La cour administrative d’appel a répondu par la négative. Elle a jugé que l’arrêté ministériel du 28 juin 2022, régulièrement publié, avait par lui-même et dès son entrée en vigueur modifié la situation juridique de l’agente. Par conséquent, l’acte postérieur du 8 août 2022 n’avait eu pour seul objet que de l’informer des conséquences de cette nouvelle réglementation. La cour en a déduit que cet acte informatif ne constituait pas une décision faisant grief et que la demande d’annulation formée à son encontre était irrecevable. Elle a ainsi annulé le jugement de première instance et rejeté la demande de l’agente. Cette décision conduit à examiner la qualification rigoureuse de l’acte informatif, qui exclut tout caractère décisionnel (I), avant d’analyser la portée de cette solution, qui oscille entre orthodoxie juridique et contrainte procédurale pour l’agent (II).

I. La qualification rigoureuse de l’acte informatif, exclusive de tout caractère décisionnel

La cour administrative d’appel, pour juger la requête irrecevable, opère une distinction nette entre l’acte réglementaire qui fixe la norme et la mesure individuelle qui ne fait qu’en informer l’administré (A).
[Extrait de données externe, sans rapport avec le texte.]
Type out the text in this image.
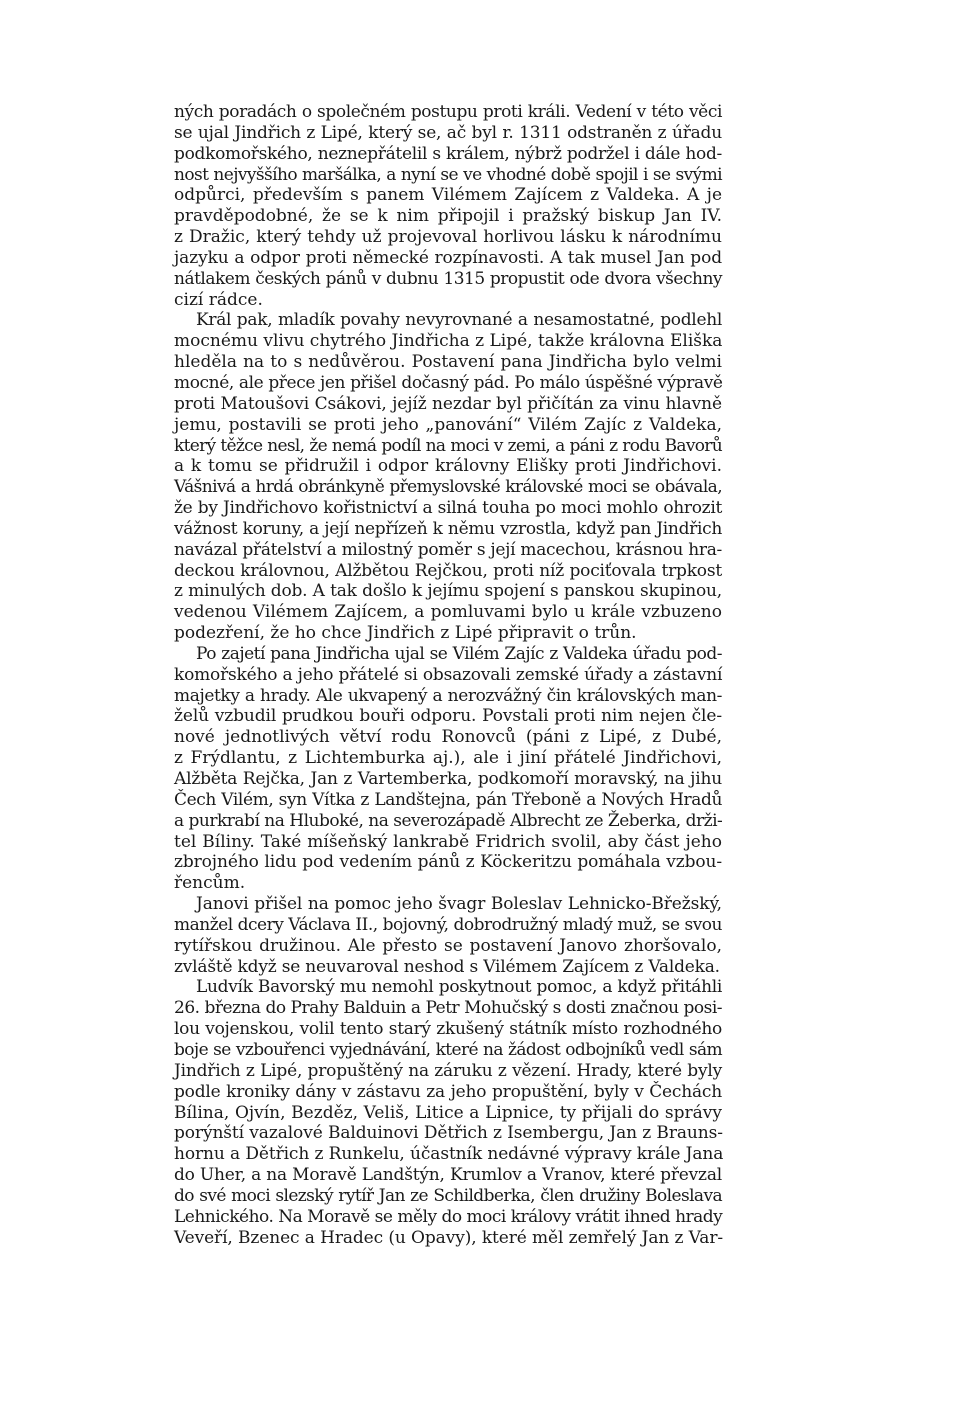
ných poradách o společném postupu proti králi. Vedení v této věci
se ujal Jindřich z Lipé, který se, ač byl r. 1311 odstraněn z úřadu
podkomořského, neznepřátelil s králem, nýbrž podržel i dále hod-
nost nejvyššího maršálka, a nyní se ve vhodné době spojil i se svými
odpůrci, především s panem Vilémem Zajícem z Valdeka. A je
pravděpodobné, že se k nim připojil i pražský biskup Jan IV.
z Dražic, který tehdy už projevoval horlivou lásku k národnímu
jazyku a odpor proti německé rozpínavosti. A tak musel Jan pod
nátlakem českých pánů v dubnu 1315 propustit ode dvora všechny
cizí rádce.
Král pak, mladík povahy nevyrovnané a nesamostatné, podlehl
mocnému vlivu chytrého Jindřicha z Lipé, takže královna Eliška
hleděla na to s nedůvěrou. Postavení pana Jindřicha bylo velmi
mocné, ale přece jen přišel dočasný pád. Po málo úspěšné výpravě
proti Matoušovi Csákovi, jejíž nezdar byl přičítán za vinu hlavně
jemu, postavili se proti jeho „panování“ Vilém Zajíc z Valdeka,
který těžce nesl, že nemá podíl na moci v zemi, a páni z rodu Bavorů
a k tomu se přidružil i odpor královny Elišky proti Jindřichovi.
Vášnivá a hrdá obránkyně přemyslovské královské moci se obávala,
že by Jindřichovo kořistnictví a silná touha po moci mohlo ohrozit
vážnost koruny, a její nepřízeň k němu vzrostla, když pan Jindřich
navázal přátelství a milostný poměr s její macechou, krásnou hra-
deckou královnou, Alžbětou Rejčkou, proti níž pociťovala trpkost
z minulých dob. A tak došlo k jejímu spojení s panskou skupinou,
vedenou Vilémem Zajícem, a pomluvami bylo u krále vzbuzeno
podezření, že ho chce Jindřich z Lipé připravit o trůn.
Po zajetí pana Jindřicha ujal se Vilém Zajíc z Valdeka úřadu pod-
komořského a jeho přátelé si obsazovali zemské úřady a zástavní
majetky a hrady. Ale ukvapený a nerozvážný čin královských man-
želů vzbudil prudkou bouři odporu. Povstali proti nim nejen čle-
nové jednotlivých větví rodu Ronovců (páni z Lipé, z Dubé,
z Frýdlantu, z Lichtemburka aj.), ale i jiní přátelé Jindřichovi,
Alžběta Rejčka, Jan z Vartemberka, podkomoří moravský, na jihu
Čech Vilém, syn Vítka z Landštejna, pán Třeboně a Nových Hradů
a purkrabí na Hluboké, na severozápadě Albrecht ze Žeberka, drži-
tel Bíliny. Také míšeňský lankrabě Fridrich svolil, aby část jeho
zbrojného lidu pod vedením pánů z Köckeritzu pomáhala vzbou-
řencům.
Janovi přišel na pomoc jeho švagr Boleslav Lehnicko-Břežský,
manžel dcery Václava II., bojovný, dobrodružný mladý muž, se svou
rytířskou družinou. Ale přesto se postavení Janovo zhoršovalo,
zvláště když se neuvaroval neshod s Vilémem Zajícem z Valdeka.
Ludvík Bavorský mu nemohl poskytnout pomoc, a když přitáhli
26. března do Prahy Balduin a Petr Mohučský s dosti značnou posi-
lou vojenskou, volil tento starý zkušený státník místo rozhodného
boje se vzbouřenci vyjednávání, které na žádost odbojníků vedl sám
Jindřich z Lipé, propuštěný na záruku z vězení. Hrady, které byly
podle kroniky dány v zástavu za jeho propuštění, byly v Čechách
Bílina, Ojvín, Bezděz, Veliš, Litice a Lipnice, ty přijali do správy
porýnští vazalové Balduinovi Dětřich z Isembergu, Jan z Brauns-
hornu a Dětřich z Runkelu, účastník nedávné výpravy krále Jana
do Uher, a na Moravě Landštýn, Krumlov a Vranov, které převzal
do své moci slezský rytíř Jan ze Schildberka, člen družiny Boleslava
Lehnického. Na Moravě se měly do moci královy vrátit ihned hrady
Veveří, Bzenec a Hradec (u Opavy), které měl zemřelý Jan z Var-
Cette analyse conduit logiquement à confirmer que seul l’acte créateur de griefs peut être contesté, rendant inopérant tout recours contre un acte purement confirmatif (B).

A. La distinction entre l’acte réglementaire et sa mesure d’application individuelle

Le raisonnement des juges d’appel repose sur une analyse classique de la source des effets de droit en matière de fonction publique. Ils rappellent que le bénéfice de la nouvelle bonification indiciaire est directement lié à l’emploi occupé, en fonction de sa responsabilité ou de sa technicité. La cour souligne ainsi que la véritable décision modifiant la situation de l’agente est l’arrêté ministériel du 28 juin 2022, lequel fixait la nouvelle liste des emplois éligibles et le nombre de points associés. Cet arrêté, de nature réglementaire, a été régulièrement publié et est devenu opposable à l’ensemble des agents concernés dès le 1er juillet 2022.

La cour précise que cet arrêté réglementaire a « par lui-même eu pour effet de modifier » le nombre de points de nouvelle bonification indiciaire attribué à l’emploi de l’intéressée. L’acte individuel postérieur, daté du 8 août 2022, n’a donc pas opéré de nouvelle modification de l’ordonnancement juridique. Il s’est contenté de porter à la connaissance de l’agente une situation juridique déjà constituée par l’effet du seul texte réglementaire. En agissant ainsi, la cour restaure une hiérarchie claire entre la norme générale et impersonnelle, seule créatrice de droits et d’obligations, et la mesure subséquente qui n’en est que le simple véhicule informatif.

B. L’irrecevabilité du recours dirigé contre un acte confirmatif

La conséquence directe de cette qualification est l’irrecevabilité du recours pour excès de pouvoir. Pour qu’un acte administratif puisse être déféré au juge de l’excès de pouvoir, il doit faire grief, c’est-à-dire affecter la situation juridique de son destinataire. Or, en l’espèce, la cour juge que l’arrêté du 8 août 2022 est dépourvu d’un tel effet. Elle énonce qu’il « n’a eu d’autre objet et effet que de l’informer de sa situation » et que, par suite, il « ne revêtait pas le caractère d’une décision susceptible de faire l’objet d’un recours en excès de pouvoir ».

Cette solution est une application rigoureuse de la théorie des actes confirmatifs. Un acte qui se borne à réitérer une décision antérieure, sans y ajouter de nouvel élément de droit ou de fait, n’ouvre pas un nouveau délai de recours. Ici, l’acte du 8 août 2022 ne fait que confirmer les conséquences individuelles de l’arrêté réglementaire du 28 juin 2022. L’agente aurait dû, si elle l’estimait illégal, contester cet arrêté réglementaire dans le délai de deux mois suivant sa publication. En censurant le jugement de première instance qui avait admis la recevabilité du recours, la cour rappelle ce principe fondamental du contentieux administratif, garant de la sécurité juridique.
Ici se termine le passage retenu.